Comprehensive serum profiling for the discovery of epithelial ovarian cancer biomarkers

Abstract

FDA-cleared ovarian cancer biomarkers are limited to CA-125 and HE4 for monitoring and recurrence and OVA1, a multivariate panel consisting of CA-125 and four additional biomarkers, for referring patients to a specialist. Due to relatively poor performance of these tests, more accurate and broadly applicable biomarkers are needed. We evaluated the dysregulation of 259 candidate cancer markers in serum samples from 499 patients. Sera were collected prospectively at 11 monitored sites under a single well-defined protocol. All stages of ovarian cancer and common benign gynecological conditions were represented. To ensure consistency and comparability of biomarker comparisons, all measurements were performed on a single platform, at a single site, using a panel of rigorously calibrated, qualified, high-throughput, multiplexed immunoassays and all analyses were conducted using the same software. Each marker was evaluated independently for its ability to differentiate ovarian cancer from benign conditions. A total of 175 markers were dysregulated in the cancer samples. HE4 (AUC=0.933) and CA-125 (AUC=0.907) were the most informative biomarkers, followed by IL-2 receptor α, α1-antitrypsin, C-reactive protein, YKL-40, cellular fibronectin, CA-72-4 and prostasin (AUC>0.800). To improve the discrimination between cancer and benign conditions, a simple multivariate combination of markers was explored using logistic regression. When combined into a single panel, the nine most informative individual biomarkers yielded an AUC value of 0.950, significantly higher than obtained when combining the markers in the OVA1 panel (AUC 0.912). Additionally, at a threshold sensitivity of 90%, the combination of the top 9 markers gave 88.9% specificity compared to 63.4% specificity for the OVA1 markers. Although a blinded validation study has not yet been performed, these results indicate that alternative biomarker combinations might lead to significant improvements in the detection of ovarian cancer.

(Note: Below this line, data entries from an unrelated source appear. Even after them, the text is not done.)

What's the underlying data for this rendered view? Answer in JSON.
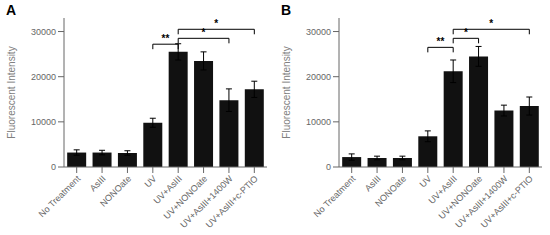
{
  "chart_data": [
    {
      "type": "bar",
      "title": "A",
      "categories": [
        "No Treatment",
        "AsIII",
        "NONOate",
        "UV",
        "UV+AsIII",
        "UV+NONOate",
        "UV+AsIII+1400W",
        "UV+AsIII+c-PTIO"
      ],
      "values": [
        3200,
        3200,
        3100,
        9800,
        25500,
        23500,
        14800,
        17200
      ],
      "errors": [
        600,
        500,
        500,
        1000,
        1800,
        2000,
        2500,
        1800
      ],
      "color": "#111111",
      "ylabel": "Fluorescent Intensity",
      "ylim": [
        0,
        33000
      ],
      "yticks": [
        0,
        10000,
        20000,
        30000
      ],
      "annotations": [
        {
          "x1": "UV+AsIII",
          "x2": "UV+AsIII+c-PTIO",
          "y": 30500,
          "text": "*"
        },
        {
          "x1": "UV+AsIII",
          "x2": "UV+AsIII+1400W",
          "y": 28500,
          "text": "*"
        },
        {
          "x1": "UV",
          "x2": "UV+AsIII",
          "y": 27200,
          "text": "**"
        }
      ]
    },
    {
      "type": "bar",
      "title": "B",
      "categories": [
        "No Treatment",
        "AsIII",
        "NONOate",
        "UV",
        "UV+AsIII",
        "UV+NONOate",
        "UV+AsIII+1400W",
        "UV+AsIII+c-PTIO"
      ],
      "values": [
        2200,
        2000,
        2000,
        6800,
        21200,
        24500,
        12500,
        13500
      ],
      "errors": [
        700,
        400,
        400,
        1200,
        2500,
        2200,
        1200,
        2000
      ],
      "color": "#111111",
      "ylabel": "Fluorescent Intensity",
      "ylim": [
        0,
        33000
      ],
      "yticks": [
        0,
        10000,
        20000,
        30000
      ],
      "annotations": [
        {
          "x1": "UV+AsIII",
          "x2": "UV+AsIII+c-PTIO",
          "y": 30500,
          "text": "*"
        },
        {
          "x1": "UV+AsIII",
          "x2": "UV+NONOate",
          "y": 28500,
          "text": "*"
        },
        {
          "x1": "UV",
          "x2": "UV+AsIII",
          "y": 26500,
          "text": "**"
        }
      ]
    }
  ]
}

Figure 1. Receiver Operating Characteristic curves for the nine most informative biomarkers with area underneath the curve values greater than 0.800.

Figure 2. Serum level distributions broken out by International Federation Of Gynecology And Obstetrics (FIGO) ovarian cancer stage for the nine most informative biomarkers with area underneath the curve values greater than 0.800.

The box boundaries represent the 25th and 75th percentiles, and the bar within the box represents the median value. The minimum and maximum values are represented by the extremes of the whiskers. ***, P-value<0.001; **, P-value 0.001-0.01; *, P-value 0.01–0.05; ns, P-value>0.05. Abbreviations: OvCa, ovarian cancer; Non-OvCa, non-ovarian cancer; CA, cancer antigen; IL, interleukin.

Figure 3. Serum level distributions broken out by subtype of ovarian cancer stage for the nine most informative biomarkers with area underneath the curve values greater than 0.800.

The box boundaries represent the 25th and 75th percentiles, and the bar within the box represents the median value. The minimum and maximum values are represented by the extremes of the whiskers. ***, P-value<0.001; **, P-value 0.001–0.01; *, P-value 0.01-0.05; ns, P-value>0.05. Abbreviations: OvCa, ovarian cancer; Non-OvCa, non-ovarian cancer; CA, cancer antigen; IL, interleukin.

Figure 4. Correlation matrix for biomarkers with area underneath the curve values greater than 0.600.

Hierarchical clustering was implemented with Pearson's correlation coefficients as the distance measure. Intense red and blue colors, signify strong positive and negative correlation, respectively.